她在岑豫县学到的变声竟然在如今派上了用处。
禁卫迅速锁上了殿门,指派几人去救火。
景辛也进小厨房提起桶冲去火场。
路上人群纷杂,她记着陆云生说的路,拐过漆黑的宫道终于望见草丛下的狗洞。
景辛刚钻出洞便被眼前的一双黑靴吓得丢了魂。
她抬起头,望见陆云生憨萌的小脸。
“景妃,我们成功啦!”
景辛:“你吓死我了,现在你要叫我挽绿啊。”
景辛跟着陆云生正大光明地走在宫道上。
后面的计划是她坐陆云生安排的马车出宫,可她根本无法确定一个世子能不能在如今两国战乱的局势下出宫。

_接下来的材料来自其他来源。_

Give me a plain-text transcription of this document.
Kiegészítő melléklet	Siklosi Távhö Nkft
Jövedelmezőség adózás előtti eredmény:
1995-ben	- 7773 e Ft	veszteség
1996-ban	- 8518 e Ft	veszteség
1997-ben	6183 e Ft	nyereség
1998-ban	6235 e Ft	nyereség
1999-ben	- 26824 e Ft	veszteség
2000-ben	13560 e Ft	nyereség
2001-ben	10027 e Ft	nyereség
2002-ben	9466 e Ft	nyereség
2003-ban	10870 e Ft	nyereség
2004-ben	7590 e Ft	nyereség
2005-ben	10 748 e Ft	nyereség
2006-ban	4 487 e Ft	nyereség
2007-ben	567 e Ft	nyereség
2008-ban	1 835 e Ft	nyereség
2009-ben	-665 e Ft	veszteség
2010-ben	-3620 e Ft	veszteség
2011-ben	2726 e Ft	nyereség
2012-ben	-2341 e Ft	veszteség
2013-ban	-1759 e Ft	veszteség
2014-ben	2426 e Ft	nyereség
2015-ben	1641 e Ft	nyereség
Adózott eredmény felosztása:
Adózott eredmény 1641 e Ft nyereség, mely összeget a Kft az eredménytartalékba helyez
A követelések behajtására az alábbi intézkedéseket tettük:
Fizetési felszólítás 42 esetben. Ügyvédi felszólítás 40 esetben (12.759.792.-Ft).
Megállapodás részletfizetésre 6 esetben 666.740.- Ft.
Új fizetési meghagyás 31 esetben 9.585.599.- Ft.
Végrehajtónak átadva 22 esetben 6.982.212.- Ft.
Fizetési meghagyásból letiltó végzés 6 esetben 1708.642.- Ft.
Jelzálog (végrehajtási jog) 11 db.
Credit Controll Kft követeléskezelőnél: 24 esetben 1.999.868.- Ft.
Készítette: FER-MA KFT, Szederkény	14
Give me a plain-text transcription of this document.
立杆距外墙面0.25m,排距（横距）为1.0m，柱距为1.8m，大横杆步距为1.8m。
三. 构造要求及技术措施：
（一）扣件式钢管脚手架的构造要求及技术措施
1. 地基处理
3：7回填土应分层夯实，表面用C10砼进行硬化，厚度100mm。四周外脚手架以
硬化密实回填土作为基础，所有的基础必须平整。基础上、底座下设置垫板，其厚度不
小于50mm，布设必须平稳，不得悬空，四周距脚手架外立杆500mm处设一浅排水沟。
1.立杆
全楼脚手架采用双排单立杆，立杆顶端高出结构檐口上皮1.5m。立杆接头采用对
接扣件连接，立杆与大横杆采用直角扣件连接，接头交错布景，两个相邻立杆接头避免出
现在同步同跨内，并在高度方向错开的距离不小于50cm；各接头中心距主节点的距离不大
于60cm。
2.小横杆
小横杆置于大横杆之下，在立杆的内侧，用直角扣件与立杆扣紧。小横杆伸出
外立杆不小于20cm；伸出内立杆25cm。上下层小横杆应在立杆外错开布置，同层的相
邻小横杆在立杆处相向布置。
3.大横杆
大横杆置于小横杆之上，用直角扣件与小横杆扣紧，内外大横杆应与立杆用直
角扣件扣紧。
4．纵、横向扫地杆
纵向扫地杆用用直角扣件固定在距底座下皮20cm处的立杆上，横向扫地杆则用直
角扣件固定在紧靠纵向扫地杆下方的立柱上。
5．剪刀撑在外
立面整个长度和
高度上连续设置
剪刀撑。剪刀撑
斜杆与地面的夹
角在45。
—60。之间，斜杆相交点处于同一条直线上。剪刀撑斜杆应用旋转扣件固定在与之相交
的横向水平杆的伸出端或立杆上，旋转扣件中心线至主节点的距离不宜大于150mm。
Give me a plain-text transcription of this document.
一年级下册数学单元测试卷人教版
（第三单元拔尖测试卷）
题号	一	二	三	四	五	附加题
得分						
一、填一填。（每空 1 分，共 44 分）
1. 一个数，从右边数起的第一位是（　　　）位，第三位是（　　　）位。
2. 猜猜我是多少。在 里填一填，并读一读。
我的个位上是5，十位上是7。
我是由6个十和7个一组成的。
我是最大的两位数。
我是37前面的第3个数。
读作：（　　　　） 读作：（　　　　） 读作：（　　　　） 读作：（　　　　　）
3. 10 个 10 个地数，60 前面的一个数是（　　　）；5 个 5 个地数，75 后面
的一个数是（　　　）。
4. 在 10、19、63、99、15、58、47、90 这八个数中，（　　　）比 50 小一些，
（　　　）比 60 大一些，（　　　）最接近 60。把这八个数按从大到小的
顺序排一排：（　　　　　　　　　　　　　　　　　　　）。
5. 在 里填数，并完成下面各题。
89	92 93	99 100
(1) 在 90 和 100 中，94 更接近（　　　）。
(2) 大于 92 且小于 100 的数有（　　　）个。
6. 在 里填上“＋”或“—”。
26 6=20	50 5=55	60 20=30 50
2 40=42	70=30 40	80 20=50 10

她没有告诉陆云生的是,如果这个计划失败,她会用腰间藏的匕首挟持陆云生。
但她终究也是母亲,不可能真的去伤害这么善良的孩子。
正在焦急计算着对策,她忽然见地面纤长的影子,陆云生也着急抱住了她双腿,躲在了她身后。
宫道前站着一个年轻的妇人,眉目温婉,从容镇静。
陆云生怯怯喊了声娘亲。
景辛脸色微变,敛眉行礼:“奴婢给夫人请安。”
但阮氏身后却并无宫人,她手执绢灯款步走来。
“景妃娘娘,剩下的路我带你去吧。”
景辛愕然,望着这女子眉目间的从容,权衡是不是计。
“你怎知我是景妃。”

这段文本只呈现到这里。